President Donald Trump recently announced a plan to expand access to in vitro fertilization (IVF) by making it more affordable and widely available through employer health insurance. The proposal, framed as a measure to help couples struggling with infertility, would allow employers to offer IVF coverage as a standard health benefit and would include partnerships with drug manufacturers like EMD Serono to reduce the cost of fertility medications. While the initiative is being praised in some circles as “pro-family,” it raises profound moral concerns for those who hold that every human life—no matter how small—deserves full protection and dignity from the moment of conception.
From a pro-life perspective, IVF cannot be separated from the destruction and commodification of human life. Each IVF cycle typically involves the creation of multiple embryos, many of which will never be implanted in a womb. Some are destroyed immediately, others are frozen indefinitely, and still others die during thawing or implantation. Even if the procedure succeeds in bringing one child to term, countless brothers and sisters have been lost in the process. These are not mere “cells” but unique human beings with their own DNA and inherent right to life. Treating embryos as disposable biological material contradicts the very foundation of a truly pro-life ethic.
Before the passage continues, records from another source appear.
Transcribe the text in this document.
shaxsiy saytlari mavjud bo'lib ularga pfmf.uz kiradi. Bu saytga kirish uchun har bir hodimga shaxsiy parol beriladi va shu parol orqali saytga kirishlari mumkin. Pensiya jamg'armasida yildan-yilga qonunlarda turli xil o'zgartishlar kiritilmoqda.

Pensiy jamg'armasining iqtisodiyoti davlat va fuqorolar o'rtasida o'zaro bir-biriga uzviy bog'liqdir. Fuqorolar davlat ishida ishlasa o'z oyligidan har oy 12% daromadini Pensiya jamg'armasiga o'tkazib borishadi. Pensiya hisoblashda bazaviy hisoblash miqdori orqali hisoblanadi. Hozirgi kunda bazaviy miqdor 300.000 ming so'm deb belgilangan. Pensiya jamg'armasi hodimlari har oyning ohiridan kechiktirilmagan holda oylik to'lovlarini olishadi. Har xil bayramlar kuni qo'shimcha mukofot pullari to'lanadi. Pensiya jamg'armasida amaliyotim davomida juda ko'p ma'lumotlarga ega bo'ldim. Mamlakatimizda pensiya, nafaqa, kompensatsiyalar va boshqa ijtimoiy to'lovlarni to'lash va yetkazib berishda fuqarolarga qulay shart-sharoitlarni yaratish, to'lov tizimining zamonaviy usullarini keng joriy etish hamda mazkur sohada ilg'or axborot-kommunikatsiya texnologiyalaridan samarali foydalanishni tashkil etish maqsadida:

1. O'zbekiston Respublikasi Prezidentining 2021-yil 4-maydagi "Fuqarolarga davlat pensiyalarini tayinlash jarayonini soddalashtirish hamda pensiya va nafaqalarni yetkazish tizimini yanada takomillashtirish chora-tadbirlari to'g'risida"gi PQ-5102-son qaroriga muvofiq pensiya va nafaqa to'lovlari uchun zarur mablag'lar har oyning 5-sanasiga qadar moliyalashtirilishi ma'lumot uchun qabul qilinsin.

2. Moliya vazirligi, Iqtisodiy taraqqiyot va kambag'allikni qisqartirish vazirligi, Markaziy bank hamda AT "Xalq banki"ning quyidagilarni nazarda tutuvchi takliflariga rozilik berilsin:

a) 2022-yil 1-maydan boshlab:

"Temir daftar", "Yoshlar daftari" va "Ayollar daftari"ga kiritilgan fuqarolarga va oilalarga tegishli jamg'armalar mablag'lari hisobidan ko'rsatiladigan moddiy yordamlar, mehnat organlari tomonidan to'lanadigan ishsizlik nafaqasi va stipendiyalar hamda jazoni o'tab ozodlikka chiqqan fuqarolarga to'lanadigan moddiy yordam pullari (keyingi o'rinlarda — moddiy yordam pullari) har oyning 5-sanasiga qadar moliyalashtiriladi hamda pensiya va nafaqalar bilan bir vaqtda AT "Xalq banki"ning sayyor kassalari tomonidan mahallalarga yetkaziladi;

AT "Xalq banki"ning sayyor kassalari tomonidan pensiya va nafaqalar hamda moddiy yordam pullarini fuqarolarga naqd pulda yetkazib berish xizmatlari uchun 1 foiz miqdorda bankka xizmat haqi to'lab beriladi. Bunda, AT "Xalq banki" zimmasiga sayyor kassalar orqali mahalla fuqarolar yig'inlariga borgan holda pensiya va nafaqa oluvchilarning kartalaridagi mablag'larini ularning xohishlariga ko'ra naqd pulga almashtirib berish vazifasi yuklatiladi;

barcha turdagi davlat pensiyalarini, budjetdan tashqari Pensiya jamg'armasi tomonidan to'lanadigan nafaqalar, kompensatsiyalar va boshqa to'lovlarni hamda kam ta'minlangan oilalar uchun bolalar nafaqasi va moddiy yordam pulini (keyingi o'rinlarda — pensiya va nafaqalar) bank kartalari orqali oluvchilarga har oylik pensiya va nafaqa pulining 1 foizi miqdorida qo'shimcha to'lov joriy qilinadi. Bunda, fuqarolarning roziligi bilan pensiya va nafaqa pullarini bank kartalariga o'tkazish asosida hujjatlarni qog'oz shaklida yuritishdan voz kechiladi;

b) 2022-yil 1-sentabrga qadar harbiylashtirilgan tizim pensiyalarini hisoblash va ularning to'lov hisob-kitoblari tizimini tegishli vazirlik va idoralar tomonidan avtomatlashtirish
Furthermore, IVF introduces a troubling commodification of children. Embryos are often graded, selected, and discarded based on perceived “quality” or genetic fitness, reducing human life to a marketplace of options and outcomes. Making IVF more affordable and accessible would only expand this industry of loss, where life is manufactured, screened, and often destroyed in the name of helping others conceive. A society that claims to defend life cannot turn a blind eye to the silent tragedy occurring in fertility clinics each day.
True pro-life compassion means supporting families without compromising the sanctity of life. Couples facing infertility deserve real care—medical, emotional, and spiritual—but not at the expense of the smallest and most vulnerable members of the human family. Ethical alternatives exist: restorative reproductive medicine, natural fertility awareness, and holistic health approaches that seek to heal rather than bypass the body’s natural processes. Adoption and foster care, too, remain profound expressions of love that uphold life rather than endanger it.
While President Trump’s intention to help families may be sincere, expanding IVF access is not a pro-life policy. It normalizes the destruction of embryos, turns children into commodities, and undermines the principle that every human life is sacred. Those who cherish the cause of life must continue to speak clearly: no desire for parenthood, however heartfelt, can justify taking or discarding human lives in the process. True support for families begins with protecting all children—especially those who cannot yet speak for themselves.